Since financial markets fluctuate constantly, no matter when you begin funding your investment plan you can expect to see the value of your mutual funds rise and fall on an ongoing basis. But over time, the historical long-term trend of investments has been positive. In the stock market, for example, the S&P 500® Index has posted an average annual return over the past 50 years of about 11%. The S&P 500 Index tracks the values of large-cap companies. Your returns could vary year-to-year, as past results are no guarantee of future returns.

There is a very powerful reason for investing early—an early start could enable you to build a bigger portfolio at a fraction of the cost. Waiting for the “perfect” moment to start may end up costing you.

The chart shows the difference that early investing can make over time. If you began investing $100 a month right now and continued doing so for the next 10 years—and then never invested again—you could still earn more over the next 50 years than if you had waited 10 years to start, and then invested $100 a month for 40 years.

Chart comparing a $100 monthly investment in two investing scenarios
Chart comparing a $100 monthly investment in two investing scenarios

A monthly investment of $100 over the next 10 years—a total of $12,000—would grow to $283,973 after 50 years, assuming an average annual return of 7% without calculating for fees and expenses.

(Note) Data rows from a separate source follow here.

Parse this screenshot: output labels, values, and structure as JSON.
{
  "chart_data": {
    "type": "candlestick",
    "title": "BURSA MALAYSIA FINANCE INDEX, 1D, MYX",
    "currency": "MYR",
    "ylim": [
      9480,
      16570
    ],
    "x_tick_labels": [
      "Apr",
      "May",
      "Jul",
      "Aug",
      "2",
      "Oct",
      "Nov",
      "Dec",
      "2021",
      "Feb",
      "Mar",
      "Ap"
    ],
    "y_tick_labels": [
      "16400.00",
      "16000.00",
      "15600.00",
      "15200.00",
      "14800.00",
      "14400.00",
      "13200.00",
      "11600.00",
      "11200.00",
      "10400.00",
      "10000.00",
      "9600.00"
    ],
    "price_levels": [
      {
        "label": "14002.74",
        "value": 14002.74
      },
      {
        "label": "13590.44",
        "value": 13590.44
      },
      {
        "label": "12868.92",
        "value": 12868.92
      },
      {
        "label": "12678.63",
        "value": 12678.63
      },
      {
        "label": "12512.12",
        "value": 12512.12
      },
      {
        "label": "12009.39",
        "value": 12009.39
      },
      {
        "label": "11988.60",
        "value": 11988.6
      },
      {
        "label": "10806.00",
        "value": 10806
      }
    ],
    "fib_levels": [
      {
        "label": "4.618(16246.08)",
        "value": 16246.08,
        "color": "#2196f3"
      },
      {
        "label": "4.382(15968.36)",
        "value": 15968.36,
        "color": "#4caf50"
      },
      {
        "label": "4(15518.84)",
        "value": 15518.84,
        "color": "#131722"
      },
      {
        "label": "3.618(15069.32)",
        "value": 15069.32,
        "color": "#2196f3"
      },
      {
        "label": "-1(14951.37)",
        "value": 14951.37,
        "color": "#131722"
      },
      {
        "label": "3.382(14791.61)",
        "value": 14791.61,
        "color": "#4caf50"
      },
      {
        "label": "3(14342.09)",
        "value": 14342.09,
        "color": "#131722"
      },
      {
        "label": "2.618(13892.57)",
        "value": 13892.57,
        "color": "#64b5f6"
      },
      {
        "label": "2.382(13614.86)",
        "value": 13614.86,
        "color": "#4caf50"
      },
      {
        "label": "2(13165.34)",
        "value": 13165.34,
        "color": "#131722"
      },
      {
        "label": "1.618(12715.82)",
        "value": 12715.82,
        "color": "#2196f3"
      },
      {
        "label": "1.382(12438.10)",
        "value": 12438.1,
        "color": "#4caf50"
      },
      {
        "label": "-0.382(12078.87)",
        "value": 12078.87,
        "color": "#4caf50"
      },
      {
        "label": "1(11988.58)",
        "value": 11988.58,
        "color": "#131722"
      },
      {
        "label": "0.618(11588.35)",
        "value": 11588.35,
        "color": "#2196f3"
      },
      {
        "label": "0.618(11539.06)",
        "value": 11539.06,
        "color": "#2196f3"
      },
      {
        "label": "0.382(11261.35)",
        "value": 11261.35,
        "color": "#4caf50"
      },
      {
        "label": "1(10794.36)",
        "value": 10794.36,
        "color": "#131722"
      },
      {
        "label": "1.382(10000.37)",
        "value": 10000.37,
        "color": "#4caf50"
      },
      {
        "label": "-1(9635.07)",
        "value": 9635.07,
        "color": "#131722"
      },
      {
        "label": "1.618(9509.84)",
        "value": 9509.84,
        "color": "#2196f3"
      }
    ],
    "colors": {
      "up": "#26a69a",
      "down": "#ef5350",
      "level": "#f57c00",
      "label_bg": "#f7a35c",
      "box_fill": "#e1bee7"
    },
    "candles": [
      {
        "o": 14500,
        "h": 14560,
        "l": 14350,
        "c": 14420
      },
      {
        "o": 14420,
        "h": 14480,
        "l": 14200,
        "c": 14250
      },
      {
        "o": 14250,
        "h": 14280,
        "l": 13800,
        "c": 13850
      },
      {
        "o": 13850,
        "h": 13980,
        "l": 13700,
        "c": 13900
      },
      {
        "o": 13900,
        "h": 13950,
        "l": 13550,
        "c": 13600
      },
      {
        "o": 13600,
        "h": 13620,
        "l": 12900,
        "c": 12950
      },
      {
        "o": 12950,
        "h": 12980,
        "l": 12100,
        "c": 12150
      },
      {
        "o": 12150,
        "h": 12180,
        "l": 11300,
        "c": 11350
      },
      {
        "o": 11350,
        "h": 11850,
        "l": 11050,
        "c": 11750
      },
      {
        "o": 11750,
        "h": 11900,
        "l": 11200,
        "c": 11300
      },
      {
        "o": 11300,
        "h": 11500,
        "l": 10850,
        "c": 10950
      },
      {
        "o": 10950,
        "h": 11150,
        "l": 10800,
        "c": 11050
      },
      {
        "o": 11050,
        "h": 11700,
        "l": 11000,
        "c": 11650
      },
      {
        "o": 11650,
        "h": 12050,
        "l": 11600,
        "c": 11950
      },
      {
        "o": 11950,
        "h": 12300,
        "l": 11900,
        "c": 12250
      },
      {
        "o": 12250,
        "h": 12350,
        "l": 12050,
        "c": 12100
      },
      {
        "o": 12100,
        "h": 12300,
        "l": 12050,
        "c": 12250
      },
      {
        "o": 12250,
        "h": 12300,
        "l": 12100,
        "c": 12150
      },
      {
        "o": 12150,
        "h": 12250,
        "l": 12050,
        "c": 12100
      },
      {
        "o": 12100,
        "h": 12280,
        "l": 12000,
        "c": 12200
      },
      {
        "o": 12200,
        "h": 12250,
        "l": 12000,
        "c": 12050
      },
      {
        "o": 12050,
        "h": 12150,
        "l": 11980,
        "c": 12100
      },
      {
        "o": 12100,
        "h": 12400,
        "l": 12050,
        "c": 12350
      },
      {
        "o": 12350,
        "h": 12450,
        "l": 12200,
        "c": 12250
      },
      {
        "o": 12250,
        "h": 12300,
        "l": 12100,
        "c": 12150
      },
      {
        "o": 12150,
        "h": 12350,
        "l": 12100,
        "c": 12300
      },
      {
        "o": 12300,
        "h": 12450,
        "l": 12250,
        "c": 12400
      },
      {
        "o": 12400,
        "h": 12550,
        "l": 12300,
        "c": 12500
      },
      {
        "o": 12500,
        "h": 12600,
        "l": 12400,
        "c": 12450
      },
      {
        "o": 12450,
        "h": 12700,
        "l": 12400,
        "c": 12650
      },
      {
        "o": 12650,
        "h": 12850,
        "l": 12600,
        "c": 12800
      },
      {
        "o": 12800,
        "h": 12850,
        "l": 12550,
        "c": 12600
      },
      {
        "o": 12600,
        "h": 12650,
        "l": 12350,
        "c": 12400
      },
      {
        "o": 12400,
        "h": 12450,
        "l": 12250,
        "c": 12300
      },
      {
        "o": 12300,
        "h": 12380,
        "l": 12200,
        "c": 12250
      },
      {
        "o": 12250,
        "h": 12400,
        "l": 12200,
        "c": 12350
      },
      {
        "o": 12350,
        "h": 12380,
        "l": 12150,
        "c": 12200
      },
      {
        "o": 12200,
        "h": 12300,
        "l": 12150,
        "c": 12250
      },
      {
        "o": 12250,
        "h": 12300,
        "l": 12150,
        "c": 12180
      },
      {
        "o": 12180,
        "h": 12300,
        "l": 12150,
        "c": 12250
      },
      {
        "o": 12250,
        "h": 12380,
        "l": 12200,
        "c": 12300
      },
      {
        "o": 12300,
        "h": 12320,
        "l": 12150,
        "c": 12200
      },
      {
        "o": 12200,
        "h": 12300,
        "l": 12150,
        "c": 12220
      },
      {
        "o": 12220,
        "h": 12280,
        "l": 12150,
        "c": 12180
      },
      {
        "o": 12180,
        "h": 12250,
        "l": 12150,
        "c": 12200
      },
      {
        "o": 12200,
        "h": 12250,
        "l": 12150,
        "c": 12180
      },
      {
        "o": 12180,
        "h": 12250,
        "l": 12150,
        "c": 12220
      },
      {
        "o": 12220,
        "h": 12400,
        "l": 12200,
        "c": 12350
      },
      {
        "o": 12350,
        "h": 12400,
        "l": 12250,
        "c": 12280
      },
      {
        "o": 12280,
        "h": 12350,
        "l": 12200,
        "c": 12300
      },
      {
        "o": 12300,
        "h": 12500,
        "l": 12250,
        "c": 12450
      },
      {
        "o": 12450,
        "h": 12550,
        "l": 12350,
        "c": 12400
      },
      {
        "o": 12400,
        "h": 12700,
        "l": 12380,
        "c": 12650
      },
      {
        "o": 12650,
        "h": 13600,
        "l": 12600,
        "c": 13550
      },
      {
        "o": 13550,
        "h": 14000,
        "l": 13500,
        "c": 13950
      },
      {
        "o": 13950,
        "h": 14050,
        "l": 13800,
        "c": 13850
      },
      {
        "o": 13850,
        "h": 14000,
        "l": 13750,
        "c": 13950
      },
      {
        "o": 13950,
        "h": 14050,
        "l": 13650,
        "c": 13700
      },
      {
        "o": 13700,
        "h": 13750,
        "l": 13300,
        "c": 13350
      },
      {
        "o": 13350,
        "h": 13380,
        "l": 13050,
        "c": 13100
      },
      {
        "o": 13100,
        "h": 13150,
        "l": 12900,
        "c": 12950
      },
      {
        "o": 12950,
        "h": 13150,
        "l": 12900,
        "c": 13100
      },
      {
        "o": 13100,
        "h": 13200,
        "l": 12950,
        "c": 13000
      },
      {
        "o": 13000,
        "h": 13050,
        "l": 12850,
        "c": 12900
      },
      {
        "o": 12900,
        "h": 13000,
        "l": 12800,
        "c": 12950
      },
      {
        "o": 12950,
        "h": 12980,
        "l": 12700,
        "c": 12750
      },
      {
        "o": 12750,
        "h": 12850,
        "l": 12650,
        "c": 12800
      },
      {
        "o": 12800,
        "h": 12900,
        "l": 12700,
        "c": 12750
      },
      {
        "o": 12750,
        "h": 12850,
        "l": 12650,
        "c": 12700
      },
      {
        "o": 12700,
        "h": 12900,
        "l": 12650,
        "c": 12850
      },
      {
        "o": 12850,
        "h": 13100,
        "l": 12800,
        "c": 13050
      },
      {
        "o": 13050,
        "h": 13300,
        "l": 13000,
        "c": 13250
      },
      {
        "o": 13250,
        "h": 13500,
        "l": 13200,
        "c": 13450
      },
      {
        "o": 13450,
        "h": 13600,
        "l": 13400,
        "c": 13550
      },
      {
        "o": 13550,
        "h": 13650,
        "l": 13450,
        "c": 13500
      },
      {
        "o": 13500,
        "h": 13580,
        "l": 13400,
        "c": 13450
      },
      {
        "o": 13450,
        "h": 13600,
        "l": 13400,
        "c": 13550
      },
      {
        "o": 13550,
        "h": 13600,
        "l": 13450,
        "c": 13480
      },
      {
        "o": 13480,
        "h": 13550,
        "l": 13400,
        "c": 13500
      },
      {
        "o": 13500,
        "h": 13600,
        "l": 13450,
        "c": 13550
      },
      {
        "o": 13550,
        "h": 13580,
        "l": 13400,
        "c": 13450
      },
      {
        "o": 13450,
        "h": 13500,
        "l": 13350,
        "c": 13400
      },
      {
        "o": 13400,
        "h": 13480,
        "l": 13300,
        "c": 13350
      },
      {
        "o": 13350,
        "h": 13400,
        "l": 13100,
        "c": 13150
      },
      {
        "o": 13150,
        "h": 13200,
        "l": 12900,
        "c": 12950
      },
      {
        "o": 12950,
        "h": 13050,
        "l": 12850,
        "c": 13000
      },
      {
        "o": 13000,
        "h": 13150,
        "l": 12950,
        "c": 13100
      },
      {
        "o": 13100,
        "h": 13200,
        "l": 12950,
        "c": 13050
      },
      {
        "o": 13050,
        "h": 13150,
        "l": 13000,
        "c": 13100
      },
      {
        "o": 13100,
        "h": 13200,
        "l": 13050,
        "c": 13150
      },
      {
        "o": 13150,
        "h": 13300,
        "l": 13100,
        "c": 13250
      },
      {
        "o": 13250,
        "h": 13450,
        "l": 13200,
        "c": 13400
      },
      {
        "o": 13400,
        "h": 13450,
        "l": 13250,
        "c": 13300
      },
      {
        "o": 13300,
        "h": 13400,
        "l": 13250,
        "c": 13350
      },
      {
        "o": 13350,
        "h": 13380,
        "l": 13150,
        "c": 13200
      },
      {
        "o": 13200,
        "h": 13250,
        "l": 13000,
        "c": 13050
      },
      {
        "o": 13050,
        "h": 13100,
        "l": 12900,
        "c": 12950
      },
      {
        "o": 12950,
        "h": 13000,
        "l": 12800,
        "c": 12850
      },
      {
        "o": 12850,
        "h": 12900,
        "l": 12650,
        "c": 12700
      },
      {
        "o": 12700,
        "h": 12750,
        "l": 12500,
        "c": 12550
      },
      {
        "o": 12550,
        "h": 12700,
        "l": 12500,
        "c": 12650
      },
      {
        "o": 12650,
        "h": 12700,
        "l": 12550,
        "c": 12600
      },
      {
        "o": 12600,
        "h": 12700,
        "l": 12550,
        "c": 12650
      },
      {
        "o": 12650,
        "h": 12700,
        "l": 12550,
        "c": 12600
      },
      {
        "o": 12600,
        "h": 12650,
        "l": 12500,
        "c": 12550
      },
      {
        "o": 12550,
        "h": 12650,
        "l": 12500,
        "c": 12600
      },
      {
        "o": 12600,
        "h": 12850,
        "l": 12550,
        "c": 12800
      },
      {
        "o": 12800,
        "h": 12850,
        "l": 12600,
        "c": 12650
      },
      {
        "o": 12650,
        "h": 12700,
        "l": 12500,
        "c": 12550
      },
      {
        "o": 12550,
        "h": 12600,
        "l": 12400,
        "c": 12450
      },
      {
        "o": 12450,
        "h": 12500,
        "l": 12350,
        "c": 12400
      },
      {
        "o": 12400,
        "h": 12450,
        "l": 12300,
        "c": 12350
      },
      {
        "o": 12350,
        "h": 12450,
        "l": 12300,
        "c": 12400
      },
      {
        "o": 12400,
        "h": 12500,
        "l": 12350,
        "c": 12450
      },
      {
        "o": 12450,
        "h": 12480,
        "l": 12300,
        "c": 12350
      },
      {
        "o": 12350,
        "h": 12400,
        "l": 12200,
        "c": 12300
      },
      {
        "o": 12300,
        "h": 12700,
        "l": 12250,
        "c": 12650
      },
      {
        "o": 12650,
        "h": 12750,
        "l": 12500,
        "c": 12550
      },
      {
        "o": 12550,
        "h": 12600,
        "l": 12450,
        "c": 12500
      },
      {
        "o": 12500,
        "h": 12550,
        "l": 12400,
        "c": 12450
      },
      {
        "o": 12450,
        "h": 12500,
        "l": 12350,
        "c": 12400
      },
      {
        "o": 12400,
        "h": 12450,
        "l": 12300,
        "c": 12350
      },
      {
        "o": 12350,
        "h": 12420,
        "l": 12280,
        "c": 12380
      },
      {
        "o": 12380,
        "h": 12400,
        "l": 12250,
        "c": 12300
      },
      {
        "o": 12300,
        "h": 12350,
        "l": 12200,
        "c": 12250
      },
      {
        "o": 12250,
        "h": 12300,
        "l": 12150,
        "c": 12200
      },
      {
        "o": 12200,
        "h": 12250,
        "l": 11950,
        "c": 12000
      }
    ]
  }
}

If fees and expenses were included, returns may have been lower. By contrast, waiting 10 years and then investing $100 a month for the next 40 years—$48,000 in all—would grow to just $264,012. In this example, that would be an extra $19,961 for the investor who started early and spent less.

How much should I invest per month?

It’s a common myth that you need a few thousand dollars to begin investing. It actually works in your favor to start investing early—even with as little as $100 a month—rather than to wait until you have a few thousand dollars saved up. Although investing involves risk, through time and the power of compounding, as shown in the chart above, your $100-a-month investment may contribute significantly to larger financial goals.

In the real world, investment performance varies from year to year. Also, in the real world, taxes could factor into the final results. It’s important to remember that investing involves risks, including the possible loss of principal. Your investment decisions should be made based on your specific financial needs, objectives, goals, time horizon and risk tolerance, which may change over time.

While the example shows the value of investing early, your potential to build wealth is even greater if you start early and continue investing throughout your earning years.

It’s never too late to start investing, but starting sooner may make reaching your financial goals considerably easier—and cheaper.

To quote an old Chinese proverb, “The best time to plant a tree was 20 years ago. The second best time is now.”